In any given moment we are "thrown" in the world, within a history, a culture and a concrete physical setting. As long as we are unaware of that into which we are thrown, of that which we are given, our thoughts and actions are likely to be constrained by it. To act only in the ways which are given to us is to act without the exercise of intelligence. The exercise of intelligence is, perhaps, the capacity to work with what is given in order to transcend this initial situation. This begins with some experience, conscious or otherwise, of oneself as finite and limited by that which is given, and the desire or drive to overcome this.
This is, necessarily, a partial and perspectival characterisation of a complex and pervasive phenomenon (and one which risks placing far too much emphasis on innovation and creativity against general cognitive capacity, if taken in a very general sense and not considered in relation to particular situations and examples). But I do think it is a model that allows us to incorporate and understand the place of two particular aspects of intelligence that I think are very valuable.
The first of these is the idea of play. Play is a phenomenon that appeals to many who discuss the nature of creativity and intelligence.

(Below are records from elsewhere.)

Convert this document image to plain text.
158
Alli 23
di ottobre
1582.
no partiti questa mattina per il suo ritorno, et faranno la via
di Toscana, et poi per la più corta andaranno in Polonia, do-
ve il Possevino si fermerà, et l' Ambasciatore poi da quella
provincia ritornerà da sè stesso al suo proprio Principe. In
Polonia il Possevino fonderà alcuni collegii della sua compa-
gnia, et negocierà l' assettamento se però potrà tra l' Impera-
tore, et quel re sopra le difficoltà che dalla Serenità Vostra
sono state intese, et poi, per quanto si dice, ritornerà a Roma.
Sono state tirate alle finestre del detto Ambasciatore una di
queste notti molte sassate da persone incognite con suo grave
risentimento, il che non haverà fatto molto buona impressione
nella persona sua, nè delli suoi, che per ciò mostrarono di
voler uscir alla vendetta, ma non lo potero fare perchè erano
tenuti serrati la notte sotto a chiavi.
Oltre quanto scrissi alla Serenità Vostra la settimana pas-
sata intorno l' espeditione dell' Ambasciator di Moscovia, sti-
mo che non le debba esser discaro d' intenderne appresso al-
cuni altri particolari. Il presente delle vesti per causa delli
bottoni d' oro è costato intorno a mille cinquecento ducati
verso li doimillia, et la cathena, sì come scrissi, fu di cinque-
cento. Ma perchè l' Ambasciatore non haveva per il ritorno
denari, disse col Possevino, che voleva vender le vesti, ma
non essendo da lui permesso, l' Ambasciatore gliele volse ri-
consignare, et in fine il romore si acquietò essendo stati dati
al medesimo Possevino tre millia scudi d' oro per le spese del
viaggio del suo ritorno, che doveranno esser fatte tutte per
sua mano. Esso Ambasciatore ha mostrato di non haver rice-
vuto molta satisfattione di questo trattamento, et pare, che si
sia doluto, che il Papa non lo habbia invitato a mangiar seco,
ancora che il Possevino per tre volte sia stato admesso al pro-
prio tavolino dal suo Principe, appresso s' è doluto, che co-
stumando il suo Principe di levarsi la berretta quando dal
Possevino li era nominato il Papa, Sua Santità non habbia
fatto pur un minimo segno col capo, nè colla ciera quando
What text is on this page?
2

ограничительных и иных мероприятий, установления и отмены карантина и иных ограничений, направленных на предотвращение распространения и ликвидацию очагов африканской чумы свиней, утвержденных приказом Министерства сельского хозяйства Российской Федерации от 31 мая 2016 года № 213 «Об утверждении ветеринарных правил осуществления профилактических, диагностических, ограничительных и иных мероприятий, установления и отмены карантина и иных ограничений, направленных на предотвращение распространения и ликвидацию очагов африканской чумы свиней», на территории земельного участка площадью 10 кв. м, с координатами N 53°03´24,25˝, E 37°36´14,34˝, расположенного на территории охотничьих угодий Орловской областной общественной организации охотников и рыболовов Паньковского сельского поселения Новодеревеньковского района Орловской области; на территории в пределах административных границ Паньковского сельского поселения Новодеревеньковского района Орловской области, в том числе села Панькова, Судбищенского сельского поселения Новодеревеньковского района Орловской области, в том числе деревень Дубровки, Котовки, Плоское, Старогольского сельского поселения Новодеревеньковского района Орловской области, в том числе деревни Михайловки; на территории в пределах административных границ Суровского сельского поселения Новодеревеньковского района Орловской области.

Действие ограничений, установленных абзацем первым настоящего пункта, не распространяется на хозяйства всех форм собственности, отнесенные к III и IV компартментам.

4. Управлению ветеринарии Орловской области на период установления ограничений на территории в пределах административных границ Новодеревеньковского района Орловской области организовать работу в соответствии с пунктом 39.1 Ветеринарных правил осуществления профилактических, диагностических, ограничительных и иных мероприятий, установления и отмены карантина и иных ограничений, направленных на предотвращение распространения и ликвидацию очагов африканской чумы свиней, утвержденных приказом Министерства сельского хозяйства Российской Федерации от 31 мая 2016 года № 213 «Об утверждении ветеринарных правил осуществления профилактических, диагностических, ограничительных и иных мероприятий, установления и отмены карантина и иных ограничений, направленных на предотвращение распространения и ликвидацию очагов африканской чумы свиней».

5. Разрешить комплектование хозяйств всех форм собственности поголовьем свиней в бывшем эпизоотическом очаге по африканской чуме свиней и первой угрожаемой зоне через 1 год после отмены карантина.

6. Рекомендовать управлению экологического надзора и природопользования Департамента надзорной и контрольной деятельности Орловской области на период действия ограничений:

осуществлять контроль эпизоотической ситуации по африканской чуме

It is also something that is, to the best of my knowledge, an important part of how we learn and of how intelligent creatures interact with one another. I feel that it fits in nicely with what I have been discussing here as it seems to me that one of the definitive features of anything we might characterise as play is that it occurs against the background of some set of limitations or constraints. These limitations can take the form of some finite set of entities (a ball against and a wall, for example), within a set of rules that define a game, or at least within some particular setting (such as in games of make-believe, wherein we imagine ourselves and play-out scenarios in some particular situation). But the play itself, to some extent at least, exists in exploring the possibilities presented by and manifestable within these constraints. We need the paint and the canvas to work with and against before we can create the painting. Play, as an aspect of intelligence, is precisely the play that occurs with our own finitude.
Secondly, and far more overtly, I think that the experience of finitude is integral to learning. In particular the kind of learning that we achieve through trial and error, as opposed to the mere accumulation and memorisation of "knowledge". We learn far more if we are allowed, and if we allow ourselves, to make mistakes. To try and fail is perhaps the most explicit experience of finitude most of us have in our day-to-day lives. It is to run up against the limitations of our own capacities and understanding, to take a leap and then fall short. But in falling short we come to experience our limitations first hand, and to understand them better. We learn. We can then take this experience into account when we next come to make a leap into the unknown. Once again, this ability to learn from experience and, in particular, from our own and other people's mistakes is, for me, a key aspect of intelligence.
So even if it doesn't work as a definition, I think that there might be at least something to be said of thinking about intelligence this way; as the experience of and attempt to overcome our own finitude.
Either way, I reckon that jay was on to something.